After Hurricane Sandy in 2012, many residents of the Jersey Shore region have been torn between repairing their home and getting a NJ house raising company to lift it to higher elevation, or simply tearing down their home entirely. If you are considering house raising in NJ but are unsure if you want to go that route, keep in mind what you’ll need to know if you choose the alternative. Before tearing down your house, you must do the following:

Get The Necessary Permits

You may own your property and your house, but that doesn’t mean you are free to tear it down at your will. It is likely you will need a permit, so check with township or county officials to see what permits you need. Doing work without a permit is never advised. You may think no one will notice, but rest assured, they will – and then you may face steep fines and penalties. Be careful!

Check Your Property And Structure For Hazardous Materials

You may think your home is perfectly safe, but many older homes were constructed with materials that today are considered hazardous. From asbestos (often used in flooring, ceilings, duct work and siding) to lead (common in old paint) to old diesel and oil tanks, this material must be handled with special care. It may be necessary to get an inspector to determine if any of these conditions exist before demolition.

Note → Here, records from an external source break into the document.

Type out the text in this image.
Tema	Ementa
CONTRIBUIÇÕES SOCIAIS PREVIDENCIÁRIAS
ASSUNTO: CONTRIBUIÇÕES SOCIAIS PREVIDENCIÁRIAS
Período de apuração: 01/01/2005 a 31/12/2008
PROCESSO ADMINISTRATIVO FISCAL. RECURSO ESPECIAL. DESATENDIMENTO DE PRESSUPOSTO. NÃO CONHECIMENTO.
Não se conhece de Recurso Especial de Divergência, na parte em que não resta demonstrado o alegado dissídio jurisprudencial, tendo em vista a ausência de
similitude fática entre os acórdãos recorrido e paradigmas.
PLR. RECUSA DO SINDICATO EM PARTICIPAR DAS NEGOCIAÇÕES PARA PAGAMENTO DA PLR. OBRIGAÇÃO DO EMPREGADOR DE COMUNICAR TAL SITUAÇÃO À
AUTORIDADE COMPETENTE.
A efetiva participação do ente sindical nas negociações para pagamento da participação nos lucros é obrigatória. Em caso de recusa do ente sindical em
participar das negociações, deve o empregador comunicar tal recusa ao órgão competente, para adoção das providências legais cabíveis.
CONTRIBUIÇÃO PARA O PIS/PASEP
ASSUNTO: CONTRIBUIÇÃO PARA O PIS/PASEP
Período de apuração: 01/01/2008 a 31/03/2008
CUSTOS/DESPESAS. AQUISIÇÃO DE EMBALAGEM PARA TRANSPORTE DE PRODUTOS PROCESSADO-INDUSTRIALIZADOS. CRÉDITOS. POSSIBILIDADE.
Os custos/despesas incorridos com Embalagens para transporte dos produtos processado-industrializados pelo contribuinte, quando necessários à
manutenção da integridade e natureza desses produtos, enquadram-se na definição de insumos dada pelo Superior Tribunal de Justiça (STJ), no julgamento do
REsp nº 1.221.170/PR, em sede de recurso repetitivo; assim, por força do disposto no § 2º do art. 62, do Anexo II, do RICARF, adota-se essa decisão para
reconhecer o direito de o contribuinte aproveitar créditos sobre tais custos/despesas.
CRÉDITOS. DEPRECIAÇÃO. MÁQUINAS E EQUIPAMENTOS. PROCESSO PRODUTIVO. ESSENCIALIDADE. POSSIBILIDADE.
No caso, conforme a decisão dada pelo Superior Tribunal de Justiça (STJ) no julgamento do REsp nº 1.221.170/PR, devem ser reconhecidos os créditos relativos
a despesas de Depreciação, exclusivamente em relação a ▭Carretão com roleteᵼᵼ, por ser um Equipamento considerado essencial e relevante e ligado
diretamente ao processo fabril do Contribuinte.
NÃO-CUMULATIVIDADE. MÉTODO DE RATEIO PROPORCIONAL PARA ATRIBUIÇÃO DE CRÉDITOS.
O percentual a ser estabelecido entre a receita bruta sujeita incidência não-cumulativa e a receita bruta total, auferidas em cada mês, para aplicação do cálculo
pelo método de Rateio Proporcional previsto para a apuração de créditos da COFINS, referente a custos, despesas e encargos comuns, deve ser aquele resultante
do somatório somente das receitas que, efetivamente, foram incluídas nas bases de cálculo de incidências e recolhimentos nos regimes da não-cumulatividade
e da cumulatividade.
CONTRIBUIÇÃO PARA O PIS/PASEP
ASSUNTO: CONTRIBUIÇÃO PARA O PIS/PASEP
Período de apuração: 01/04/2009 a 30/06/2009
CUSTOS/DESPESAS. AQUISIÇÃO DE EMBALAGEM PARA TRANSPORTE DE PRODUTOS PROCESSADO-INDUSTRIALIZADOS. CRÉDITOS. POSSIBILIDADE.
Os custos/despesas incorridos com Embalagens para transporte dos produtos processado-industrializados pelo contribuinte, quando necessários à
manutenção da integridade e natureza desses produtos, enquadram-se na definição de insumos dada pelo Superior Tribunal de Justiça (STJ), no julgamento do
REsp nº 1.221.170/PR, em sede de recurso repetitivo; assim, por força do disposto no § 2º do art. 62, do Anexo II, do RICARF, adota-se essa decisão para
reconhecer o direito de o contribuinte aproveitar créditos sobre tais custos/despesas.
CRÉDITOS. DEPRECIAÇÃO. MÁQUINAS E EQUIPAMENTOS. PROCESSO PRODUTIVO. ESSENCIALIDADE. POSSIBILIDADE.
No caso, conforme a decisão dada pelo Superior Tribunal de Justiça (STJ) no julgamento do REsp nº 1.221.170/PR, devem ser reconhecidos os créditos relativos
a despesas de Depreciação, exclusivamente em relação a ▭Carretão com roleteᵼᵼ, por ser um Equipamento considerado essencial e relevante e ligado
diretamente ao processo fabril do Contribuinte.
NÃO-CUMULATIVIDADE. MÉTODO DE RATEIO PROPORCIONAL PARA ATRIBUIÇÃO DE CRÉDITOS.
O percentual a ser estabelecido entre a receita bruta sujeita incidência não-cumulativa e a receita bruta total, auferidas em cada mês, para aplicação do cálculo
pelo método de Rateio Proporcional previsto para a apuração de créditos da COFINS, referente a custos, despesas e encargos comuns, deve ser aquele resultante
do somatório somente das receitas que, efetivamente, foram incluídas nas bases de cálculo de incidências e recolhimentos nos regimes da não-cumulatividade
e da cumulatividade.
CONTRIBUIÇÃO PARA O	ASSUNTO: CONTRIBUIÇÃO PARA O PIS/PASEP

Double-Check With Your Mortgage Company

If you are opting to pass over house raising NJ and are instead choosing demolition, check with your mortgage company to ensure there are no liens or encumbrances on the structure or land. In fact, your lender has an interest in your house, so you will not be permitted to demolish it without their consent, too. Also keep in mind that demolition may trigger an acceleration clause coming into play, allowing your lender to demand payment in full and therefore necessitating you to get a construction loan or refinance your home.

Check With Utilities Companies and Fire Departments

Those little posts and marks you see all over warning about underground gas and electric lines are there for a reason. You can’t simply turn off gas, water and power and then rip the utilities out. Those utilities must be disconnected by experts, and likely need to be turned off at a source off your property. That’s something you can’t do yourself. In addition, depending on local ordinances, the fire department may want to conduct an inspection prior to demolition.

Submit Your Demo & Construction Plans To Your Municipality

You may be ready to demolish your old home, but are you ready to rebuild? Before you make the move to knock down your existing structure, be sure your plans for a new home are finalized, submitted, and approved. You don’t want a problem with your new construction to slow the entire process. That will only mean having to stay in temporary housing even longer.

Most important of all, know that you are not alone. Countless families are facing these same questions after Hurricane Sandy. Whether you are lifting your house in New Jersey or building new, patience and asking the right questions will go a long way.